A correction: A couple of days ago, I wrote that Operation Warp Speed had perhaps gotten a bad rap for not paying for additional doses of the Pfizer vaccine. In July, it was reported that Pfizer sold us 100 million doses (enough for 50 million people) for $2 billion with the option of buying another 400 million doses. The Trump Administration passed on that option, and by the time that the United States had decided that it actually did want the additional hundreds of millions of doses, Pfizer had already committed them to the European Union.
Again, the option to buy an additional 400 million doses was publicly reported in July, and it made sense to me that Operation Warp Speed would not invest another $8 billion in a vaccine that — at the time — had not been proven, and that it was smart of Operation Warp Speed to spread the risk around and invest in several different companies (in fact, Warp Speed invested in six different companies initially, none of which were actually Pfizer).
In either respect, here is where I was completely and horribly wrong: I didn’t realize — until Michael Barbaro belabored the point in this morning episode of The Daily podcast as though he knew I was listening — that the option to buy was contingent upon the vaccine being effective. In other words, we would have only been committed to buy if the vaccine was successful. So, the Trump Administration could have picked up the option risk-free, and they only would have had to pay if it worked.

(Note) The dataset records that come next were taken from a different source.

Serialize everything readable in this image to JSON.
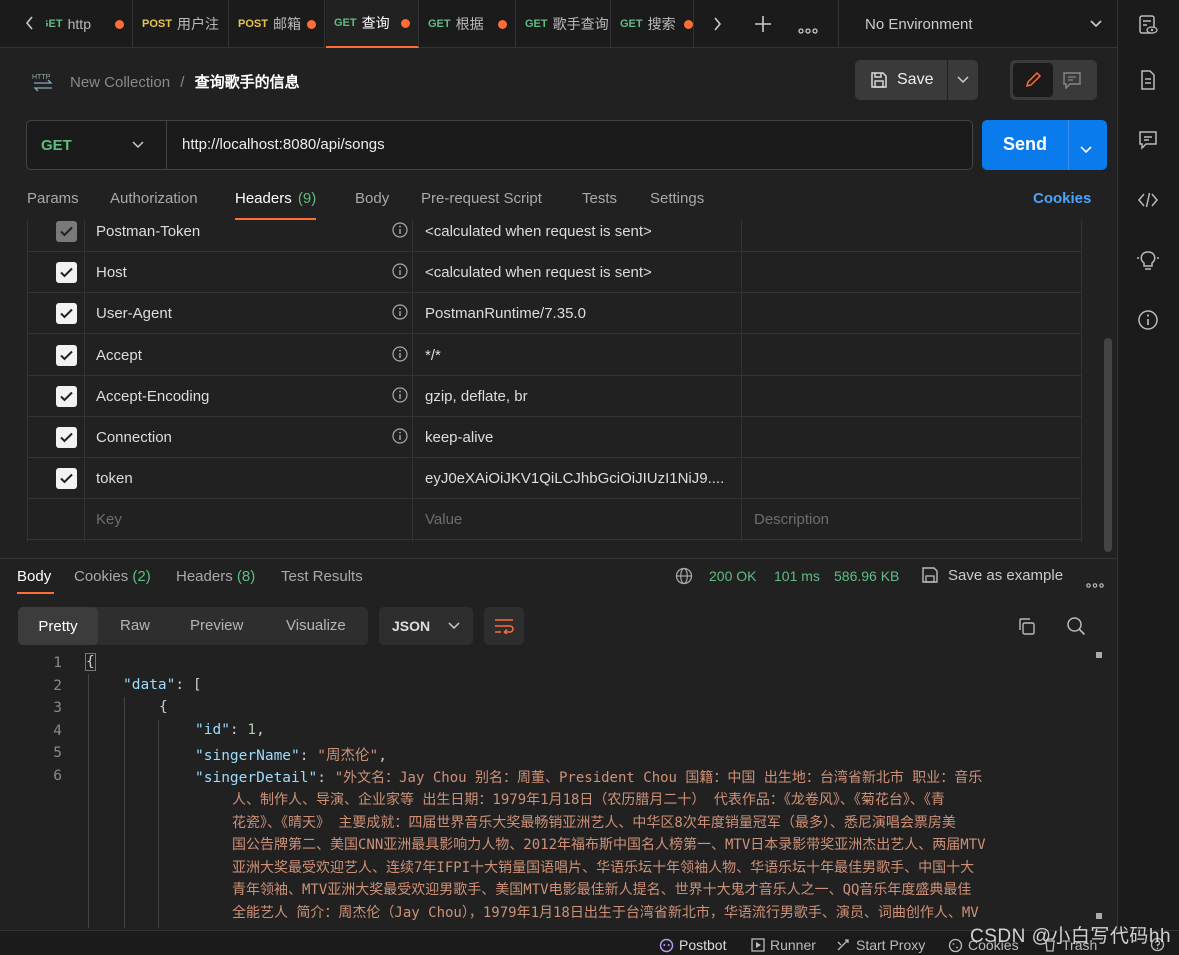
{
  "tabs": [
    {
      "method": "GET",
      "title": "http"
    },
    {
      "method": "POST",
      "title": "用户注"
    },
    {
      "method": "POST",
      "title": "邮箱"
    },
    {
      "method": "GET",
      "title": "查询"
    },
    {
      "method": "GET",
      "title": "根据"
    },
    {
      "method": "GET",
      "title": "歌手查询"
    },
    {
      "method": "GET",
      "title": "搜索"
    }
  ],
  "environment": "No Environment",
  "breadcrumb": {
    "collection": "New Collection",
    "separator": "/",
    "request": "查询歌手的信息"
  },
  "save_label": "Save",
  "request": {
    "method": "GET",
    "url": "http://localhost:8080/api/songs",
    "send_label": "Send"
  },
  "request_tabs": {
    "params": "Params",
    "authorization": "Authorization",
    "headers": "Headers",
    "headers_count": "(9)",
    "body": "Body",
    "prerequest": "Pre-request Script",
    "tests": "Tests",
    "settings": "Settings",
    "cookies": "Cookies"
  },
  "headers": [
    {
      "key": "Postman-Token",
      "value": "<calculated when request is sent>",
      "checked": true,
      "locked": true
    },
    {
      "key": "Host",
      "value": "<calculated when request is sent>",
      "checked": true
    },
    {
      "key": "User-Agent",
      "value": "PostmanRuntime/7.35.0",
      "checked": true
    },
    {
      "key": "Accept",
      "value": "*/*",
      "checked": true
    },
    {
      "key": "Accept-Encoding",
      "value": "gzip, deflate, br",
      "checked": true
    },
    {
      "key": "Connection",
      "value": "keep-alive",
      "checked": true
    },
    {
      "key": "token",
      "value": "eyJ0eXAiOiJKV1QiLCJhbGciOiJIUzI1NiJ9....",
      "checked": true
    }
  ],
  "header_placeholders": {
    "key": "Key",
    "value": "Value",
    "description": "Description"
  },
  "response": {
    "tabs": {
      "body": "Body",
      "cookies": "Cookies",
      "cookies_count": "(2)",
      "headers": "Headers",
      "headers_count": "(8)",
      "tests": "Test Results"
    },
    "status": "200 OK",
    "time": "101 ms",
    "size": "586.96 KB",
    "save_example": "Save as example",
    "formats": {
      "pretty": "Pretty",
      "raw": "Raw",
      "preview": "Preview",
      "visualize": "Visualize",
      "language": "JSON"
    }
  },
  "code_lines": [
    {
      "n": "1"
    },
    {
      "n": "2"
    },
    {
      "n": "3"
    },
    {
      "n": "4"
    },
    {
      "n": "5"
    },
    {
      "n": "6"
    }
  ],
  "code": {
    "l1": "{",
    "l2_key": "\"data\"",
    "l2_rest": ": [",
    "l3": "{",
    "l4_key": "\"id\"",
    "l4_val": "1",
    "l4_end": ",",
    "l5_key": "\"singerName\"",
    "l5_val": "\"周杰伦\"",
    "l5_end": ",",
    "l6_key": "\"singerDetail\"",
    "l6_wrap": [
      "\"外文名：Jay Chou 别名：周董、President Chou 国籍：中国 出生地：台湾省新北市 职业：音乐",
      "人、制作人、导演、企业家等 出生日期：1979年1月18日（农历腊月二十） 代表作品：《龙卷风》、《菊花台》、《青",
      "花瓷》、《晴天》 主要成就：四届世界音乐大奖最畅销亚洲艺人、中华区8次年度销量冠军（最多）、悉尼演唱会票房美",
      "国公告牌第二、美国CNN亚洲最具影响力人物、2012年福布斯中国名人榜第一、MTV日本录影带奖亚洲杰出艺人、两届MTV",
      "亚洲大奖最受欢迎艺人、连续7年IFPI十大销量国语唱片、华语乐坛十年领袖人物、华语乐坛十年最佳男歌手、中国十大",
      "青年领袖、MTV亚洲大奖最受欢迎男歌手、美国MTV电影最佳新人提名、世界十大鬼才音乐人之一、QQ音乐年度盛典最佳",
      "全能艺人 简介：周杰伦（Jay Chou），1979年1月18日出生于台湾省新北市，华语流行男歌手、演员、词曲创作人、MV"
    ]
  },
  "statusbar": {
    "postbot": "Postbot",
    "runner": "Runner",
    "proxy": "Start Proxy",
    "cookies": "Cookies",
    "trash": "Trash"
  },
  "watermark": "CSDN @小白写代码hh",
  "colors": {
    "accent": "#ff6c37",
    "send": "#097bed",
    "get": "#5fbd82",
    "post": "#e8c64a",
    "link": "#4aa3ff"
  }
}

This obviously changes the equation enormously, and now, yes: It looks like Operation Warp Speed made possibly the biggest blunder of the pandemic. We could have had enough doses of Pfizer vaccine to immunize the entire country by the end of the first quarter of 2021, and yet the Administration passed on it. Why? Probably because Pfizer wasn’t part of Operation Warp Speed, and the Trump Administration didn’t want the first to vaccine to be a company that they didn’t initially back (Moderna, conversely, is part of Warp Speed).
The other possible caveat is that contractually speaking, I don’t know what triggered the option. At the time, Fauci was saying that any vaccine with at least 50 percent efficacy would have been approved, and if the efficacy of the Pfizer vaccine were 62 percent, we might have been on the hook for that option, meaning we would have spent $8 billion for 400 million doses of a vaccine only two-thirds as effective as the Moderna vaccine. This, I suspect, is what some countries committed to the Astrozeneca vaccine are going through now. They’re probably thinking, “Damn. We backed the wrong horse, and now Germany is getting all the good vaccines.”
Still, there is absolutely no excuse for not committing $10 billion to a vaccine that was at least 50 percent effective, because ultimately $10 billion is a drop in the damn bucket, considering that enhanced unemployment benefits cost around $100 billion a month.
It remains unclear, however, and no one has given us an answer, so far, on whether the United States can quickly get more than the initial 100 million doses from Moderna, or if we exercised our option to pick up more doses from that company. The unfortunate thing about Moderna’s vaccine, however, is that — unlike Pfizer — Moderna is a new company that doesn’t have the resources and supply chains to produce as much and as quickly as Pfizer, and so it sure seems, if the Johnson and Johnson vaccine is not approved in January, that we may actually have to wait until the second quarter to get all the vaccines that we need.
And that is on Trump.
This was going to be a small point in a bigger post, but now I’ve ended up devoting over 600 words to my colossal f*ck up, so I’ll just turn this into a stand-alone post and eat all the crow.